Review

Soft Cell

o2 Academy, Glasgow

****

 

The PR said that the synth pop pioneers would reunite for one last time at the o2 in London in 2018 - in their first UK show for 15 years.

It appears to be a big fib.

Because tonight  in another o2, this time in Glasgow, there was a big live return to celebrate the 40th anniversary of their seminal debut album Non-Stop Erotic Cabaret.

But before the retro goodies, and with 25 million sales, six UK Top 10 singles and a BRIT Award to their name, there was still another album to sell.

Because after people shed blood to get tickets to see the final hoorah in London three years ago, Marc Almond and Dave Ball were plotting a first album in two decades.

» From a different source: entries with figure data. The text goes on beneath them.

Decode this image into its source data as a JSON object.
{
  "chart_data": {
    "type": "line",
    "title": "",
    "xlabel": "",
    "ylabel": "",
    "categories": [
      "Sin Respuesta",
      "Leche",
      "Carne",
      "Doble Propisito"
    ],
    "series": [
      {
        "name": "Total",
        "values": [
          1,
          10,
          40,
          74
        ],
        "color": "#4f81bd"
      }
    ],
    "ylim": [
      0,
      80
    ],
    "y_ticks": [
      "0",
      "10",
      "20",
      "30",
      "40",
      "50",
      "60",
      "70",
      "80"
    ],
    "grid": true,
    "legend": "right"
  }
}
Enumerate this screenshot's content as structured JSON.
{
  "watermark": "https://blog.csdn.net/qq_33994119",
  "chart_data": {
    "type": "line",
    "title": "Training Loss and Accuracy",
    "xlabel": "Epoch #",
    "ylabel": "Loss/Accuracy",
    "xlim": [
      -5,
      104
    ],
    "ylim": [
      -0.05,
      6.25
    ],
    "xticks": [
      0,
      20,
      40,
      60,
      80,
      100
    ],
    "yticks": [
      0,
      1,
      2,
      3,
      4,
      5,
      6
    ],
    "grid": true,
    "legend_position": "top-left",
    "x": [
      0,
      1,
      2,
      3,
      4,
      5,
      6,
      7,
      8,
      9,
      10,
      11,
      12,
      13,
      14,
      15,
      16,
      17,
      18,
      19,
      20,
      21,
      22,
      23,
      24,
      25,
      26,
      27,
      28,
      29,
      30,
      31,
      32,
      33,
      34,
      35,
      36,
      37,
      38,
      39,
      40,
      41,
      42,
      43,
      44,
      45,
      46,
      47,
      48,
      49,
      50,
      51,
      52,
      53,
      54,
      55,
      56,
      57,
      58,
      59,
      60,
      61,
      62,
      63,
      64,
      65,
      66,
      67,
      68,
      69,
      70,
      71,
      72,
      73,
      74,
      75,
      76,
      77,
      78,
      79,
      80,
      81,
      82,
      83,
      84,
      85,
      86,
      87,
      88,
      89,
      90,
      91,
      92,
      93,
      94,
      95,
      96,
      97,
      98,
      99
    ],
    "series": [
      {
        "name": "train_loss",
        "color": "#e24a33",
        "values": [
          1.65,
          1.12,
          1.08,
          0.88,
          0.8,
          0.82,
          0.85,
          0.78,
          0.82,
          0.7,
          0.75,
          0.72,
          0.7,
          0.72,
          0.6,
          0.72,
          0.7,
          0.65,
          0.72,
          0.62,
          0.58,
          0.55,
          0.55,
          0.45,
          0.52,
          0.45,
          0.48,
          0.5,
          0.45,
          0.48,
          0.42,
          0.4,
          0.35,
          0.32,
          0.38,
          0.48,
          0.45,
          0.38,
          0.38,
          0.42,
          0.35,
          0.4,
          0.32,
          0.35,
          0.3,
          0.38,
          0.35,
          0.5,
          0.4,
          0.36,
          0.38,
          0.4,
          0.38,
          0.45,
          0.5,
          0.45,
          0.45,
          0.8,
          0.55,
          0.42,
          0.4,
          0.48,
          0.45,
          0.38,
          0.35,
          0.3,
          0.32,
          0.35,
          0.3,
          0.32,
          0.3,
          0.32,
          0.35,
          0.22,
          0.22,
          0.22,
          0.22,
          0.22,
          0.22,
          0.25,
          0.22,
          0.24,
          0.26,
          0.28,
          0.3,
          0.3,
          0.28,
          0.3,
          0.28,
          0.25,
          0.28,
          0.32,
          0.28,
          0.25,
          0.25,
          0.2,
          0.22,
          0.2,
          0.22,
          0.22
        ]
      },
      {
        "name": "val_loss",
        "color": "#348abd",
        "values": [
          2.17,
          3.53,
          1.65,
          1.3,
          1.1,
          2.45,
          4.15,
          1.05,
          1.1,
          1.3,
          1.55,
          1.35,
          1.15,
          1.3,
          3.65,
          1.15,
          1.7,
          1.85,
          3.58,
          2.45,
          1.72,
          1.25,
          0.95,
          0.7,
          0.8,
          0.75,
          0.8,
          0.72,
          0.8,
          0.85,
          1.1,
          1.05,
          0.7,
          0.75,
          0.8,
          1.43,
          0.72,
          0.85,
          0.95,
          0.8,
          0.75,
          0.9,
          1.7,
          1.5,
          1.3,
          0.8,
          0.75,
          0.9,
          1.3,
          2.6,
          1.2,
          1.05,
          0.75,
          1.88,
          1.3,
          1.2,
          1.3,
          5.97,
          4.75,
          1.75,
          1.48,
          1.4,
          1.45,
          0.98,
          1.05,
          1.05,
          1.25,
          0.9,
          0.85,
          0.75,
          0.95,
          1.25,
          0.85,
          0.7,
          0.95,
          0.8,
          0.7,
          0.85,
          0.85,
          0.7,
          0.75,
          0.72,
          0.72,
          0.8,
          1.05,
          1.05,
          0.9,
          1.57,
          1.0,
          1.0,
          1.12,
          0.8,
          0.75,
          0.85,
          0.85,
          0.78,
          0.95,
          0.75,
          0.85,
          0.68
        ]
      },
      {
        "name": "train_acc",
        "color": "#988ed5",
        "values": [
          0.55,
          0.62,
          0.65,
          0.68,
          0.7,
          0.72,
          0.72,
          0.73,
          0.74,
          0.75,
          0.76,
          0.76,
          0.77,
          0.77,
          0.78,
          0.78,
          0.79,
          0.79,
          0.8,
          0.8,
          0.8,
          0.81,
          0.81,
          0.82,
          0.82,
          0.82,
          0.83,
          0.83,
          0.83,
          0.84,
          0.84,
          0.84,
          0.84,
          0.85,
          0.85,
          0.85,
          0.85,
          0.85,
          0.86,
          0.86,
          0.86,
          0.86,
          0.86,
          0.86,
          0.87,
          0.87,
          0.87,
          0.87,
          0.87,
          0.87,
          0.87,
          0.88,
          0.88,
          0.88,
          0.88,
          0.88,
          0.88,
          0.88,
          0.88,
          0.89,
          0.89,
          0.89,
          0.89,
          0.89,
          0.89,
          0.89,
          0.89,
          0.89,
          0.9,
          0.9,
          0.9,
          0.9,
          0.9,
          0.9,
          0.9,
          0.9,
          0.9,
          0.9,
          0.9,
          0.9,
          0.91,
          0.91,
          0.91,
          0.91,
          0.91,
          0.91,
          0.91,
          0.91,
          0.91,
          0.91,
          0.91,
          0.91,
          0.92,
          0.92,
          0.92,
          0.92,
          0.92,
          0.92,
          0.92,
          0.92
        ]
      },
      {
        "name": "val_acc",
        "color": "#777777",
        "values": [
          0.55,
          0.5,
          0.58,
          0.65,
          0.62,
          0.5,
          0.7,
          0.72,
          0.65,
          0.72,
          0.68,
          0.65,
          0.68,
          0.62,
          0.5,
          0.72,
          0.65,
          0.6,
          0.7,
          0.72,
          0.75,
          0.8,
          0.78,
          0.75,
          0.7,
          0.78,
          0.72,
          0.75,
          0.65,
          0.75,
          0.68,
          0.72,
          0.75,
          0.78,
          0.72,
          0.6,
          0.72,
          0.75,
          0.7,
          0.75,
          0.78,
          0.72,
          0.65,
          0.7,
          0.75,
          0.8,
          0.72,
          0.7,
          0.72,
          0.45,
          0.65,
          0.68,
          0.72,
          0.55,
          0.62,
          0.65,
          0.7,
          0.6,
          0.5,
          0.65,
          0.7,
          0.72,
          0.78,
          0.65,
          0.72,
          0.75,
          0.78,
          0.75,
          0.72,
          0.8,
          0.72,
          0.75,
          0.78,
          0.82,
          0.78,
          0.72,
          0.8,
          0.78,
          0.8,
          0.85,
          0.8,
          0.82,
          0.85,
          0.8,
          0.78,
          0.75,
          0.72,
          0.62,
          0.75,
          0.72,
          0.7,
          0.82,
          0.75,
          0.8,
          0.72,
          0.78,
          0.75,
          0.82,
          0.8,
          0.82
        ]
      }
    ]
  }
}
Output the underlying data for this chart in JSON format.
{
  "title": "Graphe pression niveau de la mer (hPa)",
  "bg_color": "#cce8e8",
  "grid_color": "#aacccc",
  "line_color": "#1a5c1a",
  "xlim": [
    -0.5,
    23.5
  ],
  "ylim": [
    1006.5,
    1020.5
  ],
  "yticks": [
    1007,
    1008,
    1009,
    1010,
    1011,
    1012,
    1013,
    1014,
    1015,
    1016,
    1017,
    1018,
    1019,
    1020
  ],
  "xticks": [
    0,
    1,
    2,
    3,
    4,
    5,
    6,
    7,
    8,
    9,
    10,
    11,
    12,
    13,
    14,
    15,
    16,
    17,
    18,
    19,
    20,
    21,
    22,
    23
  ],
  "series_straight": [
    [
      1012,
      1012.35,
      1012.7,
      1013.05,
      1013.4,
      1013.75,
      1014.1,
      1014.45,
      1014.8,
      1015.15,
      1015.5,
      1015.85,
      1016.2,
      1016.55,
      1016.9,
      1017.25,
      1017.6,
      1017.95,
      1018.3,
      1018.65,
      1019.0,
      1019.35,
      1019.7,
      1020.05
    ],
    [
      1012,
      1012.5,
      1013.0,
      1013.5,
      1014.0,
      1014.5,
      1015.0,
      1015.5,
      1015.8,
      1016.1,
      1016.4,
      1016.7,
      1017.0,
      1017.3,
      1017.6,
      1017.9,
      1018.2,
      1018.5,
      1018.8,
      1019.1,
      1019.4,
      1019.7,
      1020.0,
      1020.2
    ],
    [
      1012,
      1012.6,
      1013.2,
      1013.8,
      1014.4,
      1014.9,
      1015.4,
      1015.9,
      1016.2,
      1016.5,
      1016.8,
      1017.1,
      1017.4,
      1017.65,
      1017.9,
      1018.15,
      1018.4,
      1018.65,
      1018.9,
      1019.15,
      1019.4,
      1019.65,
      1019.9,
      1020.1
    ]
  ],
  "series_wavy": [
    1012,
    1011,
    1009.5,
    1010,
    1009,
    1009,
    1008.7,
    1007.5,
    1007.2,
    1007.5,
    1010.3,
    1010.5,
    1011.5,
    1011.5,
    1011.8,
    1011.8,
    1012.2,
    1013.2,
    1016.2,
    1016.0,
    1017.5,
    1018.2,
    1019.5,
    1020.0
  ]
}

Happiness Not Included, and Almond nearly forgot its name tonight, is unleashed in February, next year.

What wasn't forgotten is that thumping black electro married to Almond's striking vocal balance between night and day, hope and despair, the intimate and the international. All of which reflected his all-black appearance, sometimes with dark sunglasses - at other times bright eyed and bushy tailed.

In a tale of two halves, the duo, who are now both comfortably in their 60s, teased with an exuberant take on their 80s chart hit Torch to open proceedings.

The biggest compliment you can pay to new songs like Bruises On My Illusions and Heart Like Chernobyl is that they sonically fit with their classics, no doubt helped by Ball's consistently psychedelic Korg wizardry.

The Herald:

Almond's dark poetry steeped in melodrama is born from an unsettled childhood and leaving school at 17 with few qualifications.

But it was at art college that he developed his style of mixing experimental performance and cabaret pop with music and film studies.

Tonight that collage was brought even more into focus with wild and bizarre footage that accompanied chilling songs like the psychopathic and haunting Martin which concluded the first act.

Of course the audience, part masked, part not, part socially distanced, part not, were saving their feather boa fervour for the classics.

And not just the predictable explosion for Tainted Love.

The euphoric Sex Dwarf with its seedily uncomfortable "luring disco dollies to a life of vice" hook - which probably wouldn't be allowed now - revealed itself as a potential contender for first ever trance tune and got the biggest reception of the night.

Well almost.

That honour goes to Say Hello Wave Goodbye, the third single off the album, that limped to number 3 in the charts in 1982 and took the roof off. It confirmed that it might just be the greatest five-and-a-half minutes devoted to 'love em and leave em' there has been.

Almond's break up stance here is far more empowered, with all the devil-may-care theatre of 70s divas such as  Shirley Bassey or Dorothy Squires  and quite a contrast to our own modern day Lewis Capaldi who has made a career out of pathetic 'lost in love' despair. Both are, of course, entirely relevant.

Before their debut single, the kaleidoscopic Memorabilia finished act two and everyone went home, there was at last an admission.

Almond said: "Three years ago, we didn't think we would do this again, but here we are."